Não perco da lembrança aquele primeiro dia. Um vexame! Foi o Janeiro mais quente da minha vida. 76 quilos e oitocentos gramas, socados neste corpinho de apenas, 1,63cm. O excesso já há muito, ia se acumulando... Nas nádegas, seios... Pra se ter uma noção mais clara, era impossível identificar aonde começava e terminava minha barriga. Minhas curvas resumiam-se do queixo pro pescoço, do pescoço pros seios e dos seios pras canelas... E apesar das inumera evidencias, ainda tentei desistir na primeira tentativa. Mas Sampaio não permitiu. Começou um maldito discurso moralista. Comentou até, as estatística, repetindo as mesmas palavras do médico, que a maioria dos infartos fulminantes se dava por conta da obesidade. Pobre Mariana! A menina tomava seu café tranqüilamente, ouvindo-o se apavorou...
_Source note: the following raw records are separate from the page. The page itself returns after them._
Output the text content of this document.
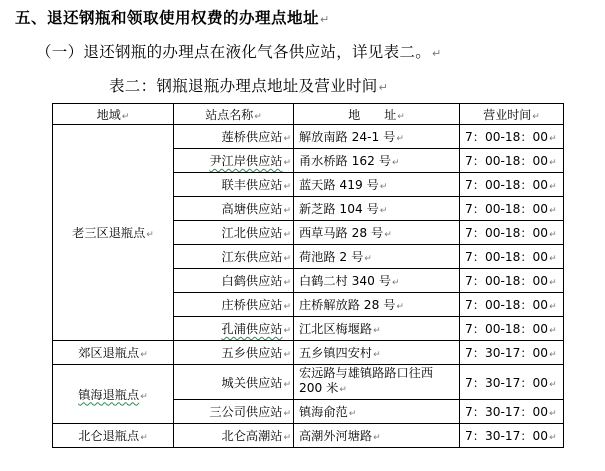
五、退还钢瓶和领取使用权费的办理点地址↵
（一）退还钢瓶的办理点在液化气各供应站，详见表二。↵
表二：钢瓶退瓶办理点地址及营业时间↵
地域↵	站点名称↵	地　　址↵	营业时间↵
老三区退瓶点↵	莲桥供应站↵	解放南路 24-1 号↵	7：00-18：00↵
	尹江岸供应站↵	甬水桥路 162 号↵	7：00-18：00↵
	联丰供应站↵	蓝天路 419 号↵	7：00-18：00↵
	高塘供应站↵	新芝路 104 号↵	7：00-18：00↵
	江北供应站↵	西草马路 28 号↵	7：00-18：00↵
	江东供应站↵	荷池路 2 号↵	7：00-18：00↵
	白鹤供应站↵	白鹤二村 340 号↵	7：00-18：00↵
	庄桥供应站↵	庄桥解放路 28 号↵	7：00-18：00↵
	孔浦供应站↵	江北区梅堰路↵	7：00-18：00↵
郊区退瓶点↵	五乡供应站↵	五乡镇四安村↵	7：30-17：00↵
镇海退瓶点↵	城关供应站↵	宏远路与雄镇路路口往西 200 米↵	7：30-17：00↵
	三公司供应站↵	镇海俞范↵	7：30-17：00↵
北仑退瓶点↵	北仑高潮站↵	高潮外河塘路↵	7：30-17：00↵
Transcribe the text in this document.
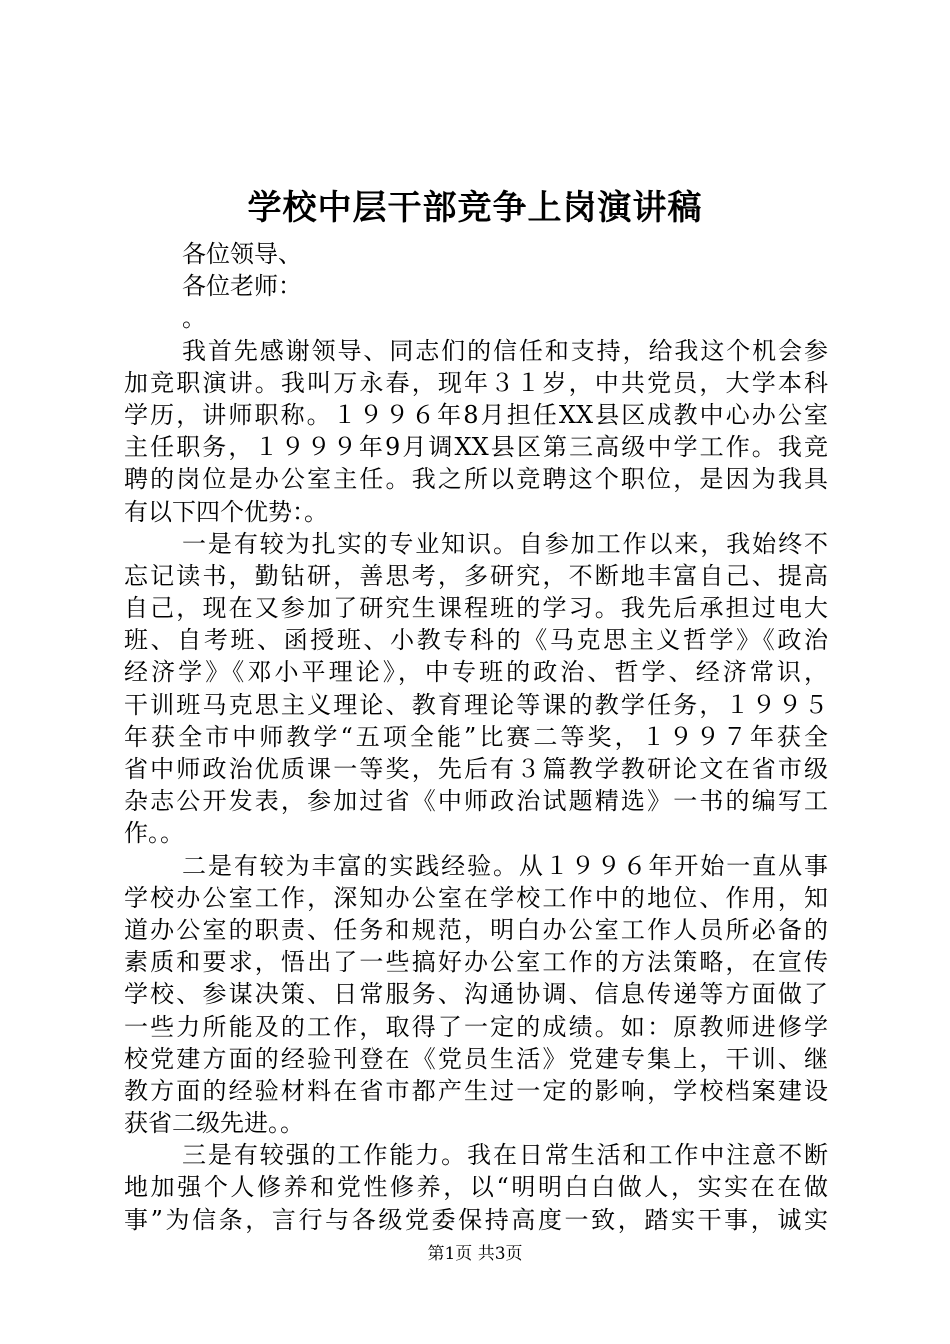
学校中层干部竞争上岗演讲稿
各位领导、
各位老师：
。
我首先感谢领导、同志们的信任和支持，给我这个机会参
加竞职演讲。我叫万永春，现年３１岁，中共党员，大学本科
学历，讲师职称。１９９６年8月担任XX县区成教中心办公室
主任职务，１９９９年9月调XX县区第三高级中学工作。我竞
聘的岗位是办公室主任。我之所以竞聘这个职位，是因为我具
有以下四个优势：。
一是有较为扎实的专业知识。自参加工作以来，我始终不
忘记读书，勤钻研，善思考，多研究，不断地丰富自己、提高
自己，现在又参加了研究生课程班的学习。我先后承担过电大
班、自考班、函授班、小教专科的《马克思主义哲学》《政治
经济学》《邓小平理论》，中专班的政治、哲学、经济常识，
干训班马克思主义理论、教育理论等课的教学任务，１９９５
年获全市中师教学“五项全能”比赛二等奖，１９９７年获全
省中师政治优质课一等奖，先后有３篇教学教研论文在省市级
杂志公开发表，参加过省《中师政治试题精选》一书的编写工
作。。
二是有较为丰富的实践经验。从１９９６年开始一直从事
学校办公室工作，深知办公室在学校工作中的地位、作用，知
道办公室的职责、任务和规范，明白办公室工作人员所必备的
素质和要求，悟出了一些搞好办公室工作的方法策略，在宣传
学校、参谋决策、日常服务、沟通协调、信息传递等方面做了
一些力所能及的工作，取得了一定的成绩。如：原教师进修学
校党建方面的经验刊登在《党员生活》党建专集上，干训、继
教方面的经验材料在省市都产生过一定的影响，学校档案建设
获省二级先进。。
三是有较强的工作能力。我在日常生活和工作中注意不断
地加强个人修养和党性修养，以“明明白白做人，实实在在做
事”为信条，言行与各级党委保持高度一致，踏实干事，诚实
第1页 共3页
Saí de casa às seis horas em ponto, cronometrada pelo relógio paraguaio que Sampaio comprou e preservou na embalagem durante oito meses... Encarei os 42 graus de calor que fazia, e ainda vestida num terrível casaco de moletom estampado de girassóis amarelos vibrantes, presente que Sampaio me trouxe-o de véspera, contando que era a última moda na zona sul. Deus! Um jardim suspenso da Babilônia... Sim... E suspenso por um par de tênis, azul com laranja 38, mas no pé parecia 44 e o diabo de uma luz no solado que ascendia a cada passada! Estava me sentindo a fachada luminosa de um desses “Bingos” clandestinos da cidade... Pra se ter uma idéia, logo de cara, o seu Nestor, da casa 2, me cumprimentou sorridente... O velho mal enxergava. Vivia a dar cabeçadas pelas paredes... O pior se deu com o Juca da farmácia. Ô rapaz inconveniente. Eu, que já tentava me ocultar por detrás das árvores, corei com seus gritos do balcão indagando se estava indo pra algum tipo de passeata? – Passeata uma ova! Pensei tomada de ódio. - Seu Juvenal, o jornaleiro da banca da esquina, que não se detém por nada, se intrometeu no assunto, e o pior, chamou a atenção de todos que passavam, afirmando que era um protesto solitário: “Esqueçam a Amazônia, que não tem mais solução e salvem as gordinhas!” De longe ainda, ecoavam as gargalhadas. É nessas horas que eu odeio o povo do subúrbio. Sabem dar conta da vida de todos! Por fim, cheguei à Praça do Patriarca, local onde acontece o encontro dos ATI “Atletas da Terceira Idade, o que não é o meu caso, mas Gilda falou que era só pra começar. Eu estava mais perdida que cego em tiroteio naquela manhã. Não sabia pra que lado ir, e em completo jejum, pasmei, assistindo toda aquela gente passar ligeiro por mim... E na maioria, idosos! Não deu outra, fiquei zonza que dona Margarida teve de me acudir, e a mesma, aos setenta anos de idade, passou umas quatro vezes por mim enquanto mal concluía a primeira volta... Era o peso, o desgosto, o desconforto das roupas e tudo aliado a fome, que só lembrava os pães fofinhos, a variedade de massas cheirosas... cada modelo mais atraente que o outro e ainda, besuntados de cremes e açucares... Mas estavam proibidos...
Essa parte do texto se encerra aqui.